The Securities and Exchange Commission (SEC) has announced charges against broker-dealers, investment advisers, and dually-registered broker-dealers and investment advisers for failures to maintain and preserve electronic communications. The firms charged have admitted their conduct violated the recordkeeping requirements of federal securities laws, agreed to pay approximately $400 million in combined fines, and begun implementing new compliance policies and procedures. This action follows the more than $1.8 billion in fines that regulators levied against the brokerage units of several top banks.
The SEC investigations uncovered use of unapproved communication methods, also known as off-channel communications. The use of off-channel communications involved personnel at multiple levels of authority, including supervisors and senior managers. The off-channel communications occurred on platforms such as WhatsApp, iMessage and text messaging.
The firms were each charged with violating certain recordkeeping provisions of the Securities Exchange Act, the Investment Advisers Act, or both. In addition to the financial penalties, each of the firms was ordered to cease and desist from future violations of the relevant recordkeeping provisions and was censured.
FINRA Rule 2210 (the “Rule”) governs broker dealers’ communications with the public, including both retail communication and communication with institutional investors. The overall purpose aims to provide cohesive standards for the content, approval, recordkeeping, and filing of communications with FINRA. Generally speaking, broker dealers must comport with Rule 2210 when communicating with the public.
The Rule defines communications as either: (1) retail communication, (2) correspondence, or (3) institutional communication. These categorizations of communication carry key implications, making an understanding of the parameters of each category integral to compliant operations.
Retail Communication
Rule 2210 defines retail communication as “any written (including electronic) communication that is distributed or made available to more than 25 retail investors within any 30 calendar-day period.” This represents the broadest and most scrutinized category of communication.
Correspondence
According to the Rule, correspondence means “any written (including electronic) communication that is distributed or made available to 25 or fewer retail investors within any 30 calendar-day period.” Note that this means any communication reaching exactly 25 members constitutes a “correspondence” rather than a “retail communication” making the size of the audience exceedingly vital.

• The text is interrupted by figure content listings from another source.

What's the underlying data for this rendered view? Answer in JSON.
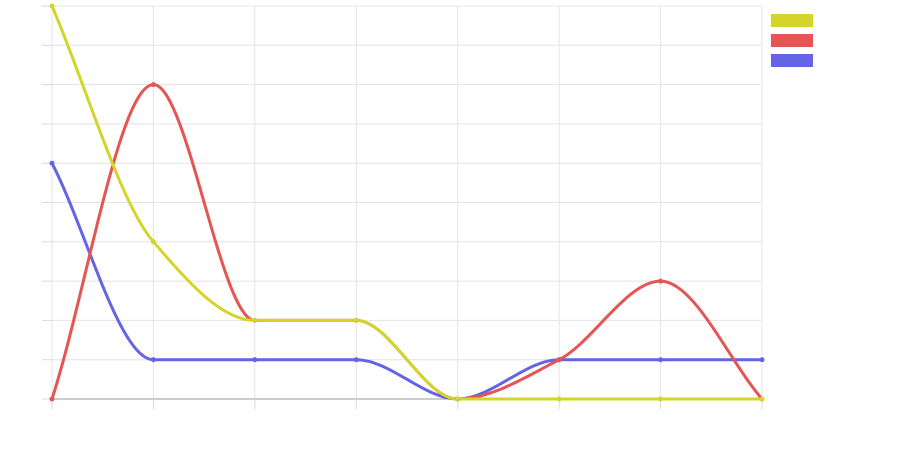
{
  "chart_data": {
    "type": "line",
    "title": "",
    "xlabel": "",
    "ylabel": "",
    "x": [
      0,
      1,
      2,
      3,
      4,
      5,
      6,
      7
    ],
    "ylim": [
      0,
      10
    ],
    "grid": true,
    "smooth": true,
    "legend": {
      "placement": "top-right",
      "entries": [
        "",
        "",
        ""
      ]
    },
    "series": [
      {
        "color": "#d4d42a",
        "values": [
          10,
          4,
          2,
          2,
          0,
          0,
          0,
          0
        ]
      },
      {
        "color": "#e65454",
        "values": [
          0,
          8,
          2,
          2,
          0,
          1,
          3,
          0
        ]
      },
      {
        "color": "#6464e6",
        "values": [
          6,
          1,
          1,
          1,
          0,
          1,
          1,
          1
        ]
      }
    ]
  }
}
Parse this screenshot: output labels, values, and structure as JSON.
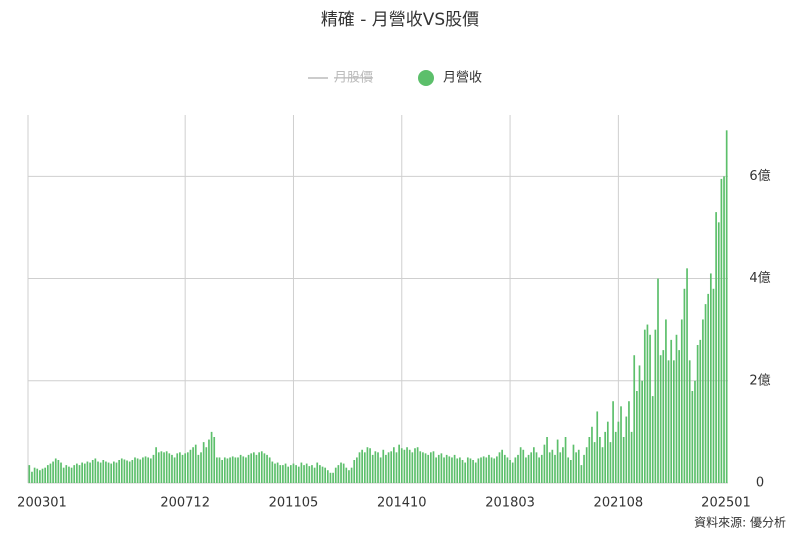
{
  "chart_data": {
    "type": "bar",
    "title": "精確 - 月營收VS股價",
    "source": "資料來源: 優分析",
    "series": [
      {
        "name": "月股價",
        "color": "#cccccc",
        "visible": false
      },
      {
        "name": "月營收",
        "color": "#5cbf6b",
        "visible": true,
        "values": [
          0.35,
          0.22,
          0.3,
          0.28,
          0.25,
          0.28,
          0.3,
          0.35,
          0.38,
          0.42,
          0.48,
          0.45,
          0.4,
          0.3,
          0.35,
          0.32,
          0.3,
          0.35,
          0.38,
          0.35,
          0.4,
          0.38,
          0.42,
          0.4,
          0.45,
          0.48,
          0.42,
          0.4,
          0.45,
          0.42,
          0.4,
          0.38,
          0.42,
          0.4,
          0.45,
          0.48,
          0.46,
          0.44,
          0.42,
          0.45,
          0.5,
          0.48,
          0.46,
          0.5,
          0.52,
          0.5,
          0.48,
          0.55,
          0.7,
          0.6,
          0.62,
          0.6,
          0.62,
          0.58,
          0.55,
          0.5,
          0.58,
          0.6,
          0.55,
          0.58,
          0.6,
          0.65,
          0.7,
          0.75,
          0.55,
          0.6,
          0.8,
          0.7,
          0.85,
          1.0,
          0.9,
          0.5,
          0.5,
          0.45,
          0.5,
          0.48,
          0.5,
          0.52,
          0.5,
          0.5,
          0.55,
          0.52,
          0.5,
          0.55,
          0.58,
          0.6,
          0.55,
          0.6,
          0.62,
          0.58,
          0.55,
          0.5,
          0.42,
          0.38,
          0.4,
          0.35,
          0.35,
          0.38,
          0.32,
          0.35,
          0.38,
          0.35,
          0.32,
          0.4,
          0.35,
          0.38,
          0.33,
          0.35,
          0.3,
          0.4,
          0.35,
          0.32,
          0.3,
          0.25,
          0.2,
          0.2,
          0.3,
          0.35,
          0.4,
          0.38,
          0.3,
          0.25,
          0.3,
          0.45,
          0.5,
          0.6,
          0.65,
          0.6,
          0.7,
          0.68,
          0.55,
          0.62,
          0.6,
          0.5,
          0.65,
          0.55,
          0.6,
          0.62,
          0.7,
          0.6,
          0.75,
          0.68,
          0.65,
          0.7,
          0.65,
          0.6,
          0.68,
          0.7,
          0.62,
          0.6,
          0.58,
          0.55,
          0.6,
          0.62,
          0.5,
          0.55,
          0.58,
          0.5,
          0.55,
          0.52,
          0.5,
          0.55,
          0.48,
          0.5,
          0.45,
          0.4,
          0.5,
          0.48,
          0.45,
          0.4,
          0.48,
          0.5,
          0.52,
          0.5,
          0.55,
          0.5,
          0.48,
          0.52,
          0.6,
          0.65,
          0.55,
          0.5,
          0.45,
          0.4,
          0.5,
          0.55,
          0.7,
          0.65,
          0.5,
          0.55,
          0.6,
          0.7,
          0.6,
          0.5,
          0.55,
          0.75,
          0.9,
          0.6,
          0.65,
          0.55,
          0.85,
          0.6,
          0.7,
          0.9,
          0.5,
          0.45,
          0.75,
          0.6,
          0.65,
          0.35,
          0.55,
          0.7,
          0.9,
          1.1,
          0.8,
          1.4,
          0.9,
          0.7,
          1.0,
          1.2,
          0.8,
          1.6,
          1.0,
          1.2,
          1.5,
          0.9,
          1.3,
          1.6,
          1.0,
          2.5,
          1.8,
          2.3,
          2.0,
          3.0,
          3.1,
          2.9,
          1.7,
          3.0,
          4.0,
          2.5,
          2.6,
          3.2,
          2.4,
          2.8,
          2.4,
          2.9,
          2.6,
          3.2,
          3.8,
          4.2,
          2.4,
          1.8,
          2.0,
          2.7,
          2.8,
          3.2,
          3.5,
          3.7,
          4.1,
          3.8,
          5.3,
          5.1,
          5.95,
          6.0,
          6.9
        ]
      }
    ],
    "categories": [
      "200301",
      null,
      null,
      null,
      null,
      null,
      null,
      null,
      null,
      null,
      null,
      null,
      null,
      null,
      null,
      null,
      null,
      null,
      null,
      null,
      null,
      null,
      null,
      null,
      null,
      null,
      null,
      null,
      null,
      null,
      null,
      null,
      null,
      null,
      null,
      null,
      null,
      null,
      null,
      null,
      null,
      null,
      null,
      null,
      null,
      null,
      null,
      null,
      null,
      null,
      null,
      null,
      null,
      null,
      null,
      null,
      null,
      null,
      null,
      "200712",
      null,
      null,
      null,
      null,
      null,
      null,
      null,
      null,
      null,
      null,
      null,
      null,
      null,
      null,
      null,
      null,
      null,
      null,
      null,
      null,
      null,
      null,
      null,
      null,
      null,
      null,
      null,
      null,
      null,
      null,
      null,
      null,
      null,
      null,
      null,
      null,
      null,
      null,
      null,
      null,
      "201105",
      null,
      null,
      null,
      null,
      null,
      null,
      null,
      null,
      null,
      null,
      null,
      null,
      null,
      null,
      null,
      null,
      null,
      null,
      null,
      null,
      null,
      null,
      null,
      null,
      null,
      null,
      null,
      null,
      null,
      null,
      null,
      null,
      null,
      null,
      null,
      null,
      null,
      null,
      null,
      null,
      "201410",
      null,
      null,
      null,
      null,
      null,
      null,
      null,
      null,
      null,
      null,
      null,
      null,
      null,
      null,
      null,
      null,
      null,
      null,
      null,
      null,
      null,
      null,
      null,
      null,
      null,
      null,
      null,
      null,
      null,
      null,
      null,
      null,
      null,
      null,
      null,
      null,
      null,
      null,
      null,
      null,
      "201803",
      null,
      null,
      null,
      null,
      null,
      null,
      null,
      null,
      null,
      null,
      null,
      null,
      null,
      null,
      null,
      null,
      null,
      null,
      null,
      null,
      null,
      null,
      null,
      null,
      null,
      null,
      null,
      null,
      null,
      null,
      null,
      null,
      null,
      null,
      null,
      null,
      null,
      null,
      null,
      null,
      "202108",
      null,
      null,
      null,
      null,
      null,
      null,
      null,
      null,
      null,
      null,
      null,
      null,
      null,
      null,
      null,
      null,
      null,
      null,
      null,
      null,
      null,
      null,
      null,
      null,
      null,
      null,
      null,
      null,
      null,
      null,
      null,
      null,
      null,
      null,
      null,
      null,
      null,
      null,
      null,
      null,
      "202501"
    ],
    "ylim": [
      0,
      7.2
    ],
    "yticks": [
      0,
      {
        "value": 2,
        "label": "2億"
      },
      {
        "value": 4,
        "label": "4億"
      },
      {
        "value": 6,
        "label": "6億"
      }
    ],
    "grid": true
  }
}
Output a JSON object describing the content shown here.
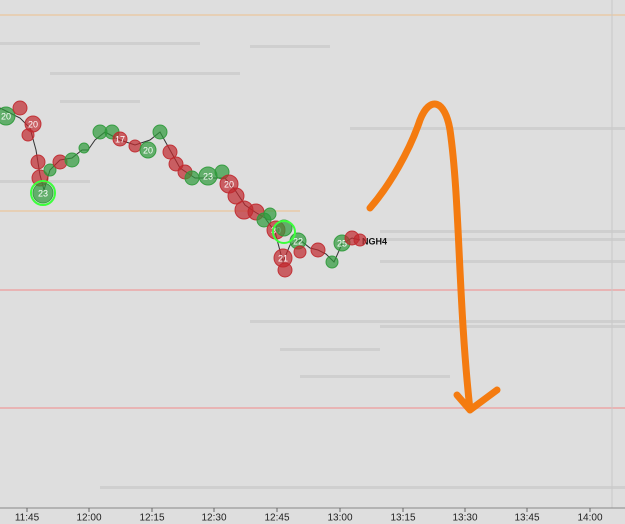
{
  "screen": {
    "time_axis": [
      "11:45",
      "12:00",
      "12:15",
      "12:30",
      "12:45",
      "13:00",
      "13:15",
      "13:30",
      "13:45",
      "14:00"
    ],
    "symbol": "NGH4",
    "bubble_labels": [
      "20",
      "20",
      "23",
      "17",
      "20",
      "23",
      "20",
      "30",
      "22",
      "21",
      "25"
    ]
  }
}
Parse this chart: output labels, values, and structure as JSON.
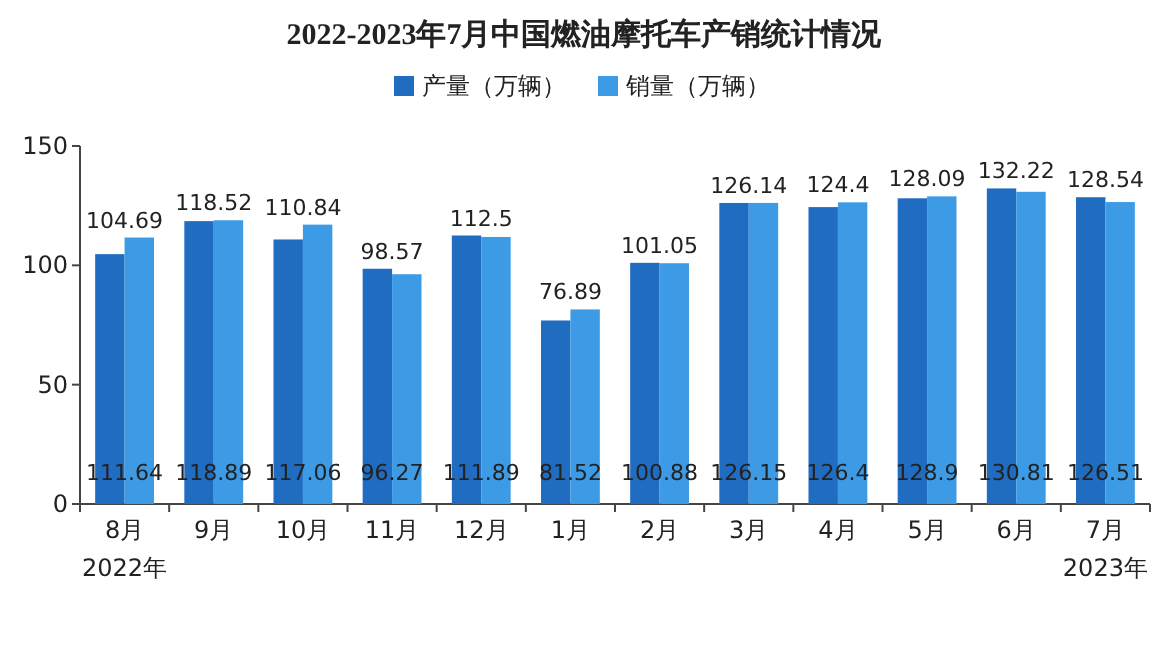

Institutional Communication
“Any written (including electronic) communication that is distributed or made available only to institutional investors, but does not include a member’s internal communications” constitutes an institutional communication under the Rule. An institutional investor is a non-bank person or organization that trades securities in large enough share quantities or dollar amounts that they qualify for preferential treatment and lower commissions. Institutional investors often face fewer protective regulations because they are assumed to possess more transactional knowledge and expertise and are deemed better able to protect themselves. As a result, institutional communications receive less scrutiny than retail communications or correspondence.
Internal Communication
FINRA has further clarified that internal communications are expressly not covered by the Rule, even though previous iterations and interpretations have contemplated their inclusion. “Internal communication” refers exclusively to communications within a firm. If a firm uses material to train or educate registered representatives of other broker-dealers (whether affiliated or unaffiliated), the material would be considered an institutional communication. Regardless, firms still must supervise these internal communications, including those communications used for training or education of registered representatives, to ensure compliance with suitability requirements and general equitable principles of trade. The member firm additionally maintains the duty to ensure that internal training and education materials prove fair and balanced.
The Rule includes both general and specific content standards. As modified in 2013, the Rule maintains the same general content standards in place prior to the revisions, namely that communications “must be based on principles of fair dealing and good faith, must be fair and balanced, and must provide a sound basis for evaluating the facts in regard to any particular security or type of security, industry, or service.” In light of the SEC’s recent enforcement action, all FINRA members should refamiliarize themselves with the requirements of Rule 2210 and emphasize such requirements to their registered representatives.